Sarah McBride, the first-ever openly transgender person to be elected to Congress, won’t be allowed to use women’s restrooms in the U.S. Capitol when she’s sworn in after Republican representatives launched a targeted attack through new rules barring anyone from using the single-sex restroom that doesn’t align with their biological sex at birth.
Key Facts
House Speaker Mike Johnson, R-La., on Wednesday said all single-sex restrooms in the Capitol and House Office Buildings can only be used by “individuals of that biological sex.”

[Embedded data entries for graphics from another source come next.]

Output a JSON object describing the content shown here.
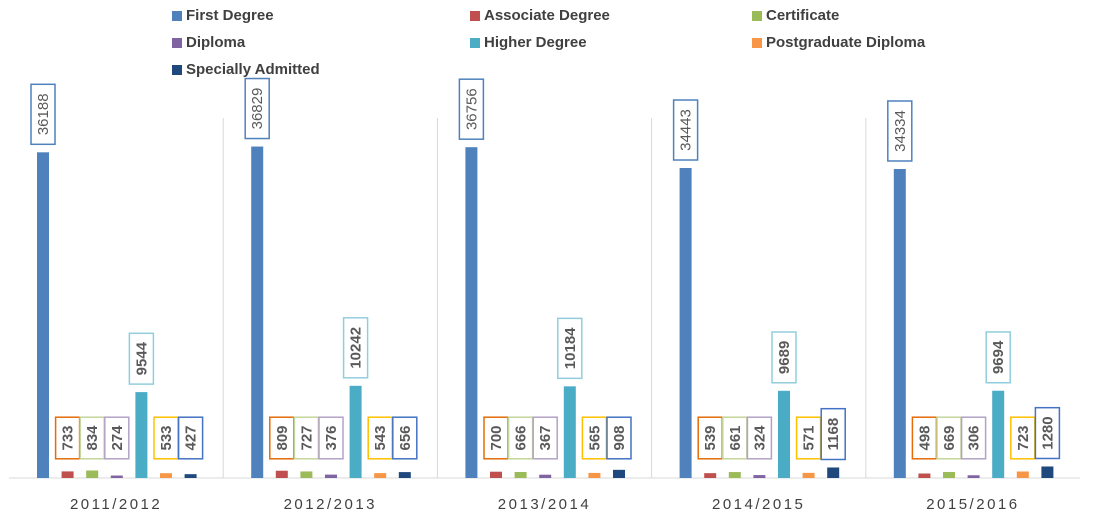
{
  "chart_data": {
    "type": "bar",
    "categories": [
      "2011/2012",
      "2012/2013",
      "2013/2014",
      "2014/2015",
      "2015/2016"
    ],
    "series": [
      {
        "name": "First Degree",
        "color": "#4f81bd",
        "label_border": "#4f81bd",
        "values": [
          36188,
          36829,
          36756,
          34443,
          34334
        ]
      },
      {
        "name": "Associate Degree",
        "color": "#c0504d",
        "label_border": "#e46c0a",
        "values": [
          733,
          809,
          700,
          539,
          498
        ]
      },
      {
        "name": "Certificate",
        "color": "#9bbb59",
        "label_border": "#c3d69b",
        "values": [
          834,
          727,
          666,
          661,
          669
        ]
      },
      {
        "name": "Diploma",
        "color": "#8064a2",
        "label_border": "#b3a2c7",
        "values": [
          274,
          376,
          367,
          324,
          306
        ]
      },
      {
        "name": "Higher Degree",
        "color": "#4bacc6",
        "label_border": "#93cddd",
        "values": [
          9544,
          10242,
          10184,
          9689,
          9694
        ]
      },
      {
        "name": "Postgraduate Diploma",
        "color": "#f79646",
        "label_border": "#ffc000",
        "values": [
          533,
          543,
          565,
          571,
          723
        ]
      },
      {
        "name": "Specially Admitted",
        "color": "#1f497d",
        "label_border": "#4472c4",
        "values": [
          427,
          656,
          908,
          1168,
          1280
        ]
      }
    ],
    "ylim": [
      0,
      40000
    ]
  }
}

He said anyone not wishing to use their corresponding bathroom can use the buildings’ unisex restrooms or, in the case of House members like McBride, their private restrooms.
“Women deserve women’s only spaces,” Johnson said Wednesday.
The statement from Johnson comes days after Rep. Nancy Mace, R-S.C., introduced a resolution seeking to ban all transgender people from using bathrooms that don’t correspond with their biological sex at birth, and said the move was “absolutely” a response to McBride’s election.
Mace was supported by Rep. Marjorie Taylor Greene, R-Ga., who on Tuesday called McBride a “biological man” and said the resolution “doesn’t go far enough.”
McBride addressed the resolution on social media on Monday, calling it a “blatant attempt from far right-wing extremists to distract from the fact that they have no real solutions to what Americans are facing,” but has not yet responded to Johnson’s statement and did not respond to Forbes’ request for comment Wednesday.